The borough’s EOC has published a dashboard online that lists case and testing numbers and risk levels based on case counts for the community, hospital and schools. Incident commander Karl Hagerman told the assembly he hoped it would not be confusing.

“The purpose of the dashboard is to lay it all out there and show where the school and the hospital and the community are all at the same time and I’m hoping with that transparency that it will be clear what is going on as far as the disease situation in Petersburg,” Hagerman explained.

That dashboard is online and will be updated daily. Along with the dashboard is a risk communication plan with recommended health measures for low, medium and high risk. A level three or high risk situation could mean a stay at home recommendation, along with guidance for essential businesses to limit customers or schools to revert to online learning.

“You’ll see a number of risk indicators that go into determining what the current risk level is for Petersburg and the thresholds for each of those indicators going up or down depending on the status of that particular item,” Hagerman said.

There are similar plans in place for the medical center and schools. This dashboard includes the risk status for all three. And Hagerman has made clear that the community, schools or hospital could be at different risk levels depending on COVID cases and risk of spread in each of the three.
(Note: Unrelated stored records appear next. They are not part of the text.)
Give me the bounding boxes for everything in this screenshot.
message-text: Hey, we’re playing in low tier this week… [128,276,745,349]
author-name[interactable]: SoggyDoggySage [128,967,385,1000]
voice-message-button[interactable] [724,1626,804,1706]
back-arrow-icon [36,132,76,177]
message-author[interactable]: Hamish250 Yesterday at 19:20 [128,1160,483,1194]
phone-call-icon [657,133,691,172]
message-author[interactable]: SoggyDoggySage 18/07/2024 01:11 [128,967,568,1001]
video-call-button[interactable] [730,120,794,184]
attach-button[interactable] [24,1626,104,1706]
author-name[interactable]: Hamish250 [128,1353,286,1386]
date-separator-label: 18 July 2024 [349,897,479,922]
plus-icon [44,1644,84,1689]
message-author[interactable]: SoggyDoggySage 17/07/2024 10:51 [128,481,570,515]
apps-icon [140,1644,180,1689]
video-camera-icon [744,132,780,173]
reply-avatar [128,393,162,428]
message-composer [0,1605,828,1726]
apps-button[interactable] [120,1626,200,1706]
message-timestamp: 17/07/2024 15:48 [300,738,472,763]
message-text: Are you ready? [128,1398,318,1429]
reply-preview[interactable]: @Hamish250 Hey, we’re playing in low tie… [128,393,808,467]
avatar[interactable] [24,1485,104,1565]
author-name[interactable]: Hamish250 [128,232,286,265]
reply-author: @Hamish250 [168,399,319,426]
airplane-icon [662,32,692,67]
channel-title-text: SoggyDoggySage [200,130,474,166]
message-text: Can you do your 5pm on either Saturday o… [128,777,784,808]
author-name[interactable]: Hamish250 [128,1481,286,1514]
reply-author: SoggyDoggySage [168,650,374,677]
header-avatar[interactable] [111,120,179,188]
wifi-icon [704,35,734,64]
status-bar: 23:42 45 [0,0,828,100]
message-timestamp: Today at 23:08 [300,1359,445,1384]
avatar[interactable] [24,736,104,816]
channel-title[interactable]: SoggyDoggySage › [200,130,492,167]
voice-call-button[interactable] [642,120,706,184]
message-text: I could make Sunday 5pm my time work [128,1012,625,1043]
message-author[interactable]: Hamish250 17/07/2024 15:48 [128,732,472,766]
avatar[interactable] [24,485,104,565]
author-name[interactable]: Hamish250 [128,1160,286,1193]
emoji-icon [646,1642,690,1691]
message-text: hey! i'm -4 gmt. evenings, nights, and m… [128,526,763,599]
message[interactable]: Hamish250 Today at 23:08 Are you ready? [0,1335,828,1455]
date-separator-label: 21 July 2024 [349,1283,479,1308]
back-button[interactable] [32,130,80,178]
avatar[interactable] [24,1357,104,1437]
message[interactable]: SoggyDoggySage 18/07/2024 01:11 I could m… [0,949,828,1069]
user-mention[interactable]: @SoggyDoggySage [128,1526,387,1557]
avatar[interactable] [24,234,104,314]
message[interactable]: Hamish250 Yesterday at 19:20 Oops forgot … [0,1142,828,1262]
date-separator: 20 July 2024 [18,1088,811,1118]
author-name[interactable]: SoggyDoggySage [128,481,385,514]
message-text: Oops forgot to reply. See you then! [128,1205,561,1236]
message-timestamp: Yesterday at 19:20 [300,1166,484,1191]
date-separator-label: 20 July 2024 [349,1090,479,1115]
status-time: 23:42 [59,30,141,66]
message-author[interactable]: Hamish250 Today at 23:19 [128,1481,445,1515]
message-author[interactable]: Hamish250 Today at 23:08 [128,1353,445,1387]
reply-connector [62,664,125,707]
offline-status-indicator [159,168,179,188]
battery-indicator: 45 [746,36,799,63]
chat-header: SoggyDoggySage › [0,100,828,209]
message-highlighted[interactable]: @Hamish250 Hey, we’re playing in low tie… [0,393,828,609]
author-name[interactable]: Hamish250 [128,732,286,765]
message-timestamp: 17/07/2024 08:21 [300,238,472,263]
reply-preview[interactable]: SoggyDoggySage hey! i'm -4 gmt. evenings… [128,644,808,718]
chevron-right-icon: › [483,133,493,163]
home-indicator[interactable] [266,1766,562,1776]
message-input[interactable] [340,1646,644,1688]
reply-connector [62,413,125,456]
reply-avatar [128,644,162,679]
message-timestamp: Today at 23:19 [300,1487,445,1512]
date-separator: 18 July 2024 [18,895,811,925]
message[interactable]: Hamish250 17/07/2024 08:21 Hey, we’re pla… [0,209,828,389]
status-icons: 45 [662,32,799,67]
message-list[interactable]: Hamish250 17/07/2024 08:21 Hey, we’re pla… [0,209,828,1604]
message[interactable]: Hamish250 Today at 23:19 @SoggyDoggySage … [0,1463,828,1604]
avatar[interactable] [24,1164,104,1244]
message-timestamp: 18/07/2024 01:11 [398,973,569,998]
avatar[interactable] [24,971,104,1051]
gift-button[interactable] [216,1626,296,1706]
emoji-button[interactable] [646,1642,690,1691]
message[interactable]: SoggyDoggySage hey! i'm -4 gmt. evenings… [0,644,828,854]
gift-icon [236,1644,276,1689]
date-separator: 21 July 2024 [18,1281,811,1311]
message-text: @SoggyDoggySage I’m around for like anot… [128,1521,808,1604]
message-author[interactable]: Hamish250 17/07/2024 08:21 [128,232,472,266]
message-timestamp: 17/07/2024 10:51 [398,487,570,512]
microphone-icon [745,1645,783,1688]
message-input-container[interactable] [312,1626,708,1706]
Assembly member Jeff Meucci asked to have the same colors noting the same risk levels at all three community fixtures. And assembly member Chelsea Tremblay appreciated the dashboard could be used by others in the community.

“This is a really great informative tool that anybody in charge of public spaces, public facing businesses that try to organize people around, I think this is a really useful guide for knowing when to exercise extra caution as opposed to the current standard form of caution given the state of the global pandemic that we’re in,” Tremblay said.

The plan is only guidance and the mitigation measures are not enacted automatically. Instead future mandates would require decisions by the assembly, manager or incident commander.

The borough currently has a mask mandate in place. Hagerman told the assembly that order, passed in November, seems to have increased use of face coverings in some settings and decreased it in others.

The assembly could vote on adopting this risk plan and dashboard at their next meeting this month but may delay that vote depending on their questions and public input.